Prey patch patterns predict habitat use by top marine predators with diverse foraging strategies

Abstract

Spatial coherence between predators and prey has rarely been observed in pelagic marine ecosystems. We used measures of the environment, prey abundance, prey quality, and prey distribution to explain the observed distributions of three co-occurring predator species breeding on islands in the southeastern Bering Sea: black-legged kittiwakes (Rissa tridactyla), thick-billed murres (Uria lomvia), and northern fur seals (Callorhinus ursinus). Predictions of statistical models were tested using movement patterns obtained from satellite-tracked individual animals. With the most commonly used measures to quantify prey distributions--areal biomass, density, and numerical abundance--we were unable to find a spatial relationship between predators and their prey. We instead found that habitat use by all three predators was predicted most strongly by prey patch characteristics such as depth and local density within spatial aggregations. Additional prey patch characteristics and physical habitat also contributed significantly to characterizing predator patterns. Our results indicate that the small-scale prey patch characteristics are critical to how predators perceive the quality of their food supply and the mechanisms they use to exploit it, regardless of time of day, sampling year, or source colony. The three focal predator species had different constraints and employed different foraging strategies--a shallow diver that makes trips of moderate distance (kittiwakes), a deep diver that makes trip of short distances (murres), and a deep diver that makes extensive trips (fur seals). However, all three were similarly linked by patchiness of prey rather than by the distribution of overall biomass. This supports the hypothesis that patchiness may be critical for understanding predator-prey relationships in pelagic marine systems more generally.

Figure 1. The distribution of juvenile walleye pollock in 2009 based on three different metrics.

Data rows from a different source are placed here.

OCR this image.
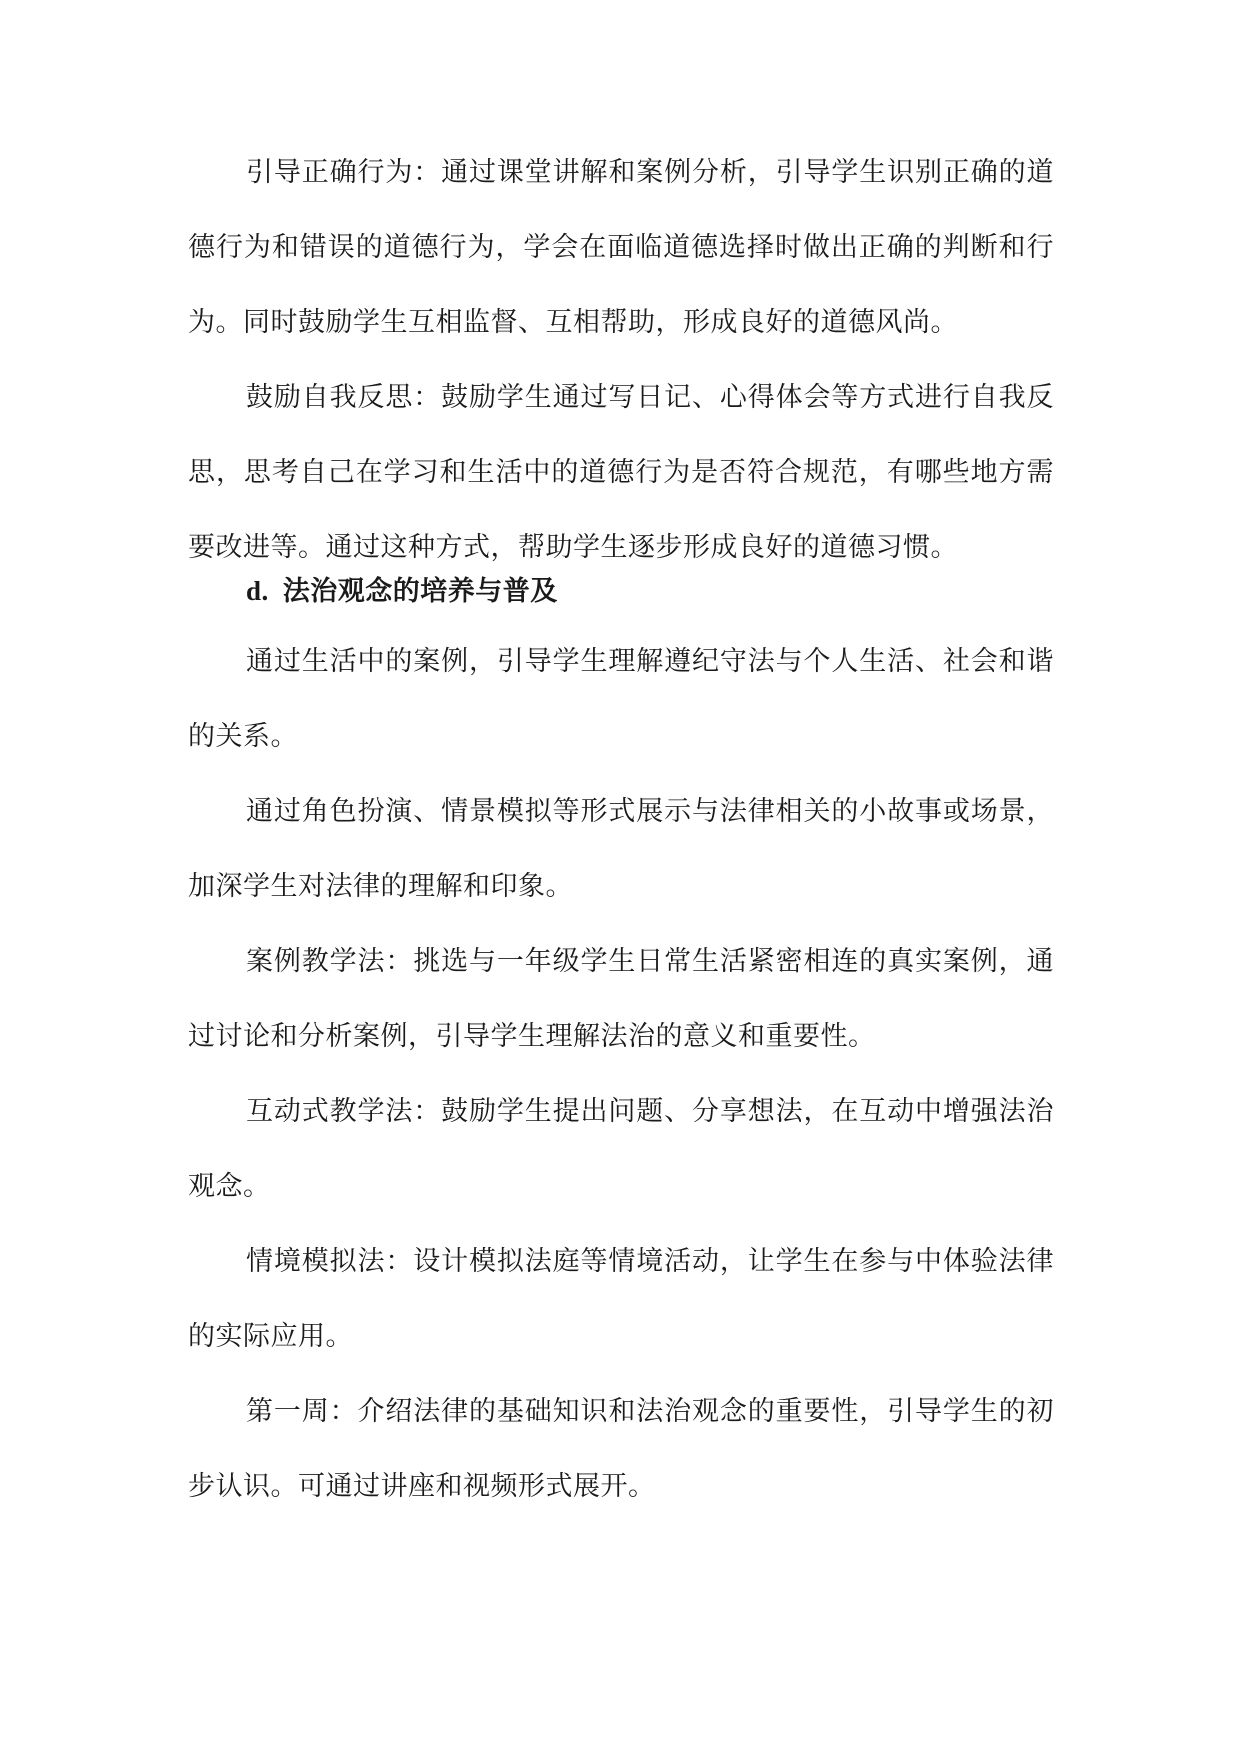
引导正确行为：通过课堂讲解和案例分析，引导学生识别正确的道德行为和错误的道德行为，学会在面临道德选择时做出正确的判断和行为。同时鼓励学生互相监督、互相帮助，形成良好的道德风尚。

鼓励自我反思：鼓励学生通过写日记、心得体会等方式进行自我反思，思考自己在学习和生活中的道德行为是否符合规范，有哪些地方需要改进等。通过这种方式，帮助学生逐步形成良好的道德习惯。

d. 法治观念的培养与普及

通过生活中的案例，引导学生理解遵纪守法与个人生活、社会和谐的关系。

通过角色扮演、情景模拟等形式展示与法律相关的小故事或场景，加深学生对法律的理解和印象。

案例教学法：挑选与一年级学生日常生活紧密相连的真实案例，通过讨论和分析案例，引导学生理解法治的意义和重要性。

互动式教学法：鼓励学生提出问题、分享想法，在互动中增强法治观念。

情境模拟法：设计模拟法庭等情境活动，让学生在参与中体验法律的实际应用。

第一周：介绍法律的基础知识和法治观念的重要性，引导学生的初步认识。可通过讲座和视频形式展开。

A. biomass density, the most commonly used measure, B. the mean volumetric density of pollock within aggregations, a measure of local density within a patch, and C. the maximum volumetric density of pollock per sampling transect. Map surfaces were generated using minimum curvature interpolations (N = 165).

Figure 2. The observed versus expected density of prey aggregations on each transect.

A. Shows dense pollock aggregations and B. euphausiid aggregations. Only transects on which these groups were detected were included. The expected density of aggregations is the total biomass for each transect divided by the median biomass per aggregation observed across all transects. Note that in panel A there are 23 data points to the left of the regression line on the x axis but because of overlapping values, it is not possible to see each point.

Figure 3. Predicted and observed predator densities.

The observed density of each predator versus the density predicted by the full multiple regression model for each species.

Figure 4. Predicted and observed predator habitat use in 2009.

A. The predicted density classes for each predator species using the full multiple-regression model based on transect data and B. the kernel densities for tagged individual predators at each sampled transect. C. The difference between the model category and the kernel category. Positive, cool colored values indicate that fewer predators used an area than predicted by the model while negative, warm colored values indicate the opposite. On each plot, the center of each transect that was visually surveyed for birds and mammals and thus was used to create the regression model is shown with a +. The center of each transect for which environmental and prey data were available but could not be used to create the regression model is shown by o. Map surfaces were generated using minimum curvature interpolation that did not allow values plotted at sampled points to differ from their actual values.